Following what I read, I tried to write a recursive descent parser in Python, but there are a few things that I can't seem to understand:

  1. How do I look for tokens that are longer than 1 char?
  2. How do I break up the text in the different parts? For example, after a TYPE I can have a whitespace or a < or a whitespace followed by a <. How do I address that?

Solution

  • Short answer

    All your questions boil down to the fact that you are not tokenizing your string before parsing it.

    Long answer

    The process of parsing is actually split in two distinct parts: lexing and parsing.

    Lexing

    What seems to be missing in the way you think about parsing is called tokenizing or lexing. It is the process of converting a string into a stream of tokens, i.e. words. That is what you are looking for when asking How do I break up the text in the different parts?
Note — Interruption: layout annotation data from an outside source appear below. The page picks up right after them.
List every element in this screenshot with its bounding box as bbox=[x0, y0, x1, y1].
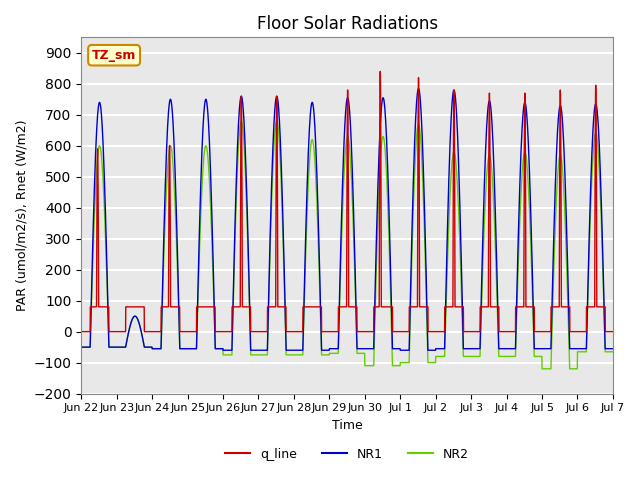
Y-axis label: PAR (umol/m2/s), Rnet (W/m2): PAR (umol/m2/s), Rnet (W/m2) bbox=[15, 120, 28, 311]
NR2 bbox=[138, 332, 146, 337]
q_line bbox=[609, 329, 616, 335]
NR1 bbox=[415, 85, 422, 91]
q_line bbox=[77, 329, 85, 335]
NR2 bbox=[609, 349, 616, 355]
NR1 bbox=[170, 127, 177, 133]
NR1 bbox=[305, 150, 312, 156]
q_line bbox=[138, 304, 146, 310]
q_line bbox=[170, 304, 177, 310]
NR2 bbox=[541, 366, 549, 372]
NR1 bbox=[138, 332, 146, 337]
NR2 bbox=[170, 168, 177, 174]
Title: Floor Solar Radiations: Floor Solar Radiations bbox=[257, 15, 438, 33]
Line: NR2: NR2 bbox=[81, 121, 612, 369]
q_line bbox=[281, 304, 289, 310]
NR1 bbox=[541, 346, 549, 351]
q_line bbox=[598, 304, 606, 310]
q_line bbox=[304, 304, 312, 310]
NR1 bbox=[77, 344, 85, 350]
NR1 bbox=[282, 310, 289, 316]
NR1 bbox=[609, 346, 616, 351]
Legend: q_line, NR1, NR2: q_line, NR1, NR2 bbox=[220, 443, 474, 466]
NR1 bbox=[220, 348, 227, 353]
q_line bbox=[541, 329, 549, 335]
Line: NR1: NR1 bbox=[81, 88, 612, 350]
NR2 bbox=[77, 344, 85, 350]
Line: q_line: q_line bbox=[81, 72, 612, 332]
NR2 bbox=[538, 366, 546, 372]
NR2 bbox=[282, 317, 289, 323]
NR2 bbox=[599, 261, 607, 266]
X-axis label: Time: Time bbox=[332, 419, 362, 432]
NR2 bbox=[237, 118, 245, 124]
q_line bbox=[376, 69, 384, 74]
Text: TZ_sm: TZ_sm bbox=[92, 48, 136, 62]
NR1 bbox=[599, 247, 607, 253]
NR2 bbox=[305, 181, 312, 187]
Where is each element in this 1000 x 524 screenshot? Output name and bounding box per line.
    You can do it by yourself by checking your string against a list of regexp using re, or you can use some well-known librairy such as PLY. Although if you are using Python3, I will be biased toward a lexing-parsing librairy that I wrote, which is ComPyl.

    So proceeding with ComPyl, the syntax you are looking for seems to be the following.

    from compyl.lexer import Lexer
    
    rules = [
        (r'\s+', None),
        (r'\w+', 'ID'),
        (r'< *\w+ *>', 'TYPE'), # Will match your <TYPE> token with inner whitespaces
        (r'{', 'L_BRACKET'),
        (r'}', 'R_BRACKET'),
    ]
    
    lexer = Lexer(rules=rules, line_rule='\n')
    # See ComPyl doc to figure how to proceed from here
    

    Notice that the first rule (r'\s+', None), is actually what solves your issue about whitespace. It basically tells the lexer to match any whitespace character and to ignore them. Of course if you do not want to use a lexing tool, you can simply add a similar rule in your own re implementation.

    Parsing

    You seem to want to write your own LL(1) parser, so I will be brief on that part. Just know that there exist a lot of tools that can do that for you (PLY and ComPyl librairies offer LR(1) parsers which are more powerful but harder to hand-write, see the difference between LL(1) and LR(1) here).

    Simply notice that now that you know how to tokenize your string, the issue of How do I look for tokens that are longer than 1 char? has been solved. You are now parsing, not a stream of characters, but a stream of tokens that encapsulate the matched words.